No more high LDL, although I have added 10mgs of a statin twice a week to get my LDL in the 90’s. My cardiologist would like it at 70, but I don’t do well with a higher dose of a statin. My LDL rose to almost 300 after several yrs of very low carbing.
My A1c was lower while low carbing 4.7 to 5.1 but the rest of my body was showing signs of damage. I was tired, had horrible migraines, my blood pressure would bottom out when I got out of bed, and I eventually needed stents. I have no other diabetic complications of any kind, so I doubt the need for stents was caused by my diabetes. I haven’t had an A1c over 5.6 in over 20 yrs. I think I have let my fat intake climb over 15% and am now eating fewer pumpkin seeds to get my A1c back under 5.6.
I am so much healthier now. I took a course on this way of eating by Cyrus and Robbie at Mastering Diabetes. They are both type 1’s.
Numerous long term studies have shown that this way of eating reverses heart disease. Most of the members of the Mastering Diabetes group have eliminated all need for blood pressure meds, statins, and many type 2’s have been able to discontinue all of their diabetic meds while eating healthy carbs.
Hope this helps.
I am a vegan type 1. I was a strict vegan before I became a type 1 and I was never going to change that. My A1C has been 6.4 for quite a while now and I basically eat what I want. (vegan of course) I have a firm belief that lots of veggies, fruits nuts, and whole grains have healthy properties that help people not diabetic and so they are good for you if you are diabetic too. My lab tests are all in the normal/good ranges. People eat low carb because it’s an easy way to control Bg’s and that is important, but you can control your BG’s on other diets too.
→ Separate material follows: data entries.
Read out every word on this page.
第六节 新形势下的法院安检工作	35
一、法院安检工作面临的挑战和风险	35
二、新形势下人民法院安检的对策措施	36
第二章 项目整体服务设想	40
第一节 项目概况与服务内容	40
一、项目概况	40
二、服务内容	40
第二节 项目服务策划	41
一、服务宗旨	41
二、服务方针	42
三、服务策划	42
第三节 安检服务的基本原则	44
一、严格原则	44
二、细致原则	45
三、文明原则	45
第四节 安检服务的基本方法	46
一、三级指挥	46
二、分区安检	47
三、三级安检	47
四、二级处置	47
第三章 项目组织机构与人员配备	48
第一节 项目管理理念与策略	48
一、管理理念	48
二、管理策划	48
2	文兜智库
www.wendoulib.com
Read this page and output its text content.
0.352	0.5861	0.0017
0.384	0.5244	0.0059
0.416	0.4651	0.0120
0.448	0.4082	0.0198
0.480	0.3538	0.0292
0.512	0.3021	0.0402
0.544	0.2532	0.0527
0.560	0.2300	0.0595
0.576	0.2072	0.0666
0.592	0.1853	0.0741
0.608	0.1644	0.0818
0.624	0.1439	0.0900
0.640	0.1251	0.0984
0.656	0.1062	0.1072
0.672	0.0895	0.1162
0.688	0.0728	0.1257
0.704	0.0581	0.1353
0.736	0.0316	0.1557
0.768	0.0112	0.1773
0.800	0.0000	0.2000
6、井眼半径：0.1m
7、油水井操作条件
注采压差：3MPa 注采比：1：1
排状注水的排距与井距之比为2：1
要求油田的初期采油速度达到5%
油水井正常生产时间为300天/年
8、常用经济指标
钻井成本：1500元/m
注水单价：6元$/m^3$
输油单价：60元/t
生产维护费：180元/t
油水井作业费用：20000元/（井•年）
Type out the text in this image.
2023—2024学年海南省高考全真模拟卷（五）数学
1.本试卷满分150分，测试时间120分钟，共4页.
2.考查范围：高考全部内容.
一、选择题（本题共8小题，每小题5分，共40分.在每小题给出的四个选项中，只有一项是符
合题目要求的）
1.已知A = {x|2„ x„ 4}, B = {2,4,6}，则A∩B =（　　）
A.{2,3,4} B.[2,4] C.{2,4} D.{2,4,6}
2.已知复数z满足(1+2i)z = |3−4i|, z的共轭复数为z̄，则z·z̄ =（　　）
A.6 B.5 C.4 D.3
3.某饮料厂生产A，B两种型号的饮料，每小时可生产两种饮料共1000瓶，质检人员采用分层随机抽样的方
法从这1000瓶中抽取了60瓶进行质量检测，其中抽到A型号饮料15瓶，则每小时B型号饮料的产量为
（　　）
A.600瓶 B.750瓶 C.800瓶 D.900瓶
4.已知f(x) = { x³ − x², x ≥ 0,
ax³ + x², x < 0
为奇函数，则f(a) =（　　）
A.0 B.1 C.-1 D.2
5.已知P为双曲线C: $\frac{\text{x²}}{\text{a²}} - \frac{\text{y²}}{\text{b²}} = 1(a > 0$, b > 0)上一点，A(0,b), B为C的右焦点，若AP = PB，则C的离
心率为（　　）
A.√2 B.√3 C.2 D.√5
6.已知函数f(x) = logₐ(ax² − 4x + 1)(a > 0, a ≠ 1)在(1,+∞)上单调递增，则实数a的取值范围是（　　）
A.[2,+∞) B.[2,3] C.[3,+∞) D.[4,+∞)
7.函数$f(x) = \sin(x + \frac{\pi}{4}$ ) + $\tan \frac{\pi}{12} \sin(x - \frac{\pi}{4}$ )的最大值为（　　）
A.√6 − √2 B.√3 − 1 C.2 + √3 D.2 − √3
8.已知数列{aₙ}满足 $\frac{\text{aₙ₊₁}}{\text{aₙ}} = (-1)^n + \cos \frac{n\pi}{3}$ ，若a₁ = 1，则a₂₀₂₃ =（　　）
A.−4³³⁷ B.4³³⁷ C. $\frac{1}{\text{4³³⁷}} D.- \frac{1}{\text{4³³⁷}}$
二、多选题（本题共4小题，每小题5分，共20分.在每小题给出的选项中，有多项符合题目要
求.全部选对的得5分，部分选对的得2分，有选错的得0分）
Just an add, heart disease runs in my family, I am 62 and my Dad had his first major heart attack when he was 54 and my brother died when he was 57 from a heart attack, my one sister already has had issues too. I’m not saying I won’t have issues but my tests all show no problems and they keep a tight eye on it. I truly believe my vegan diet has helped my health.
Thanks Marilyn. After I got my stent I went on a whole food plant based diet. I immediately lost weight and got into great shape. I couldn’t maintain it. The diet takes an incredible amount of work. Moved on to being vegan but didn’t make any progress. So here I am. I strength train and do cardio 4-5x week. I’ve had more comps than you but consider myself healthy. Heart disease is in my family so I feel the same as you. Anyway. Having trouble figuring out which way to go.
Yes, the low fat plant based diet does take a bit more work. We cook in batches and then freeze some of the food we make. That way we actually only cook a soup or a batch of dal once a week. We also make a big batch of rice every few days and cook sweet potatoes every few days. So, most days we don’t cook at all. Rice and beans is a very easy dinner too.
In the summer we eat huge fresh organic salads and throw on a cup of black or garbanzo beans. Of course fruit requires almost no preparation.
We also make oats groats to last a week, and just scoop a bit out and add fruit.
Since we eat no oil of any kind that means no fast food and we very rarely eat out.
Sounds like you are in great shape. Good luck with your choice of an eating plan.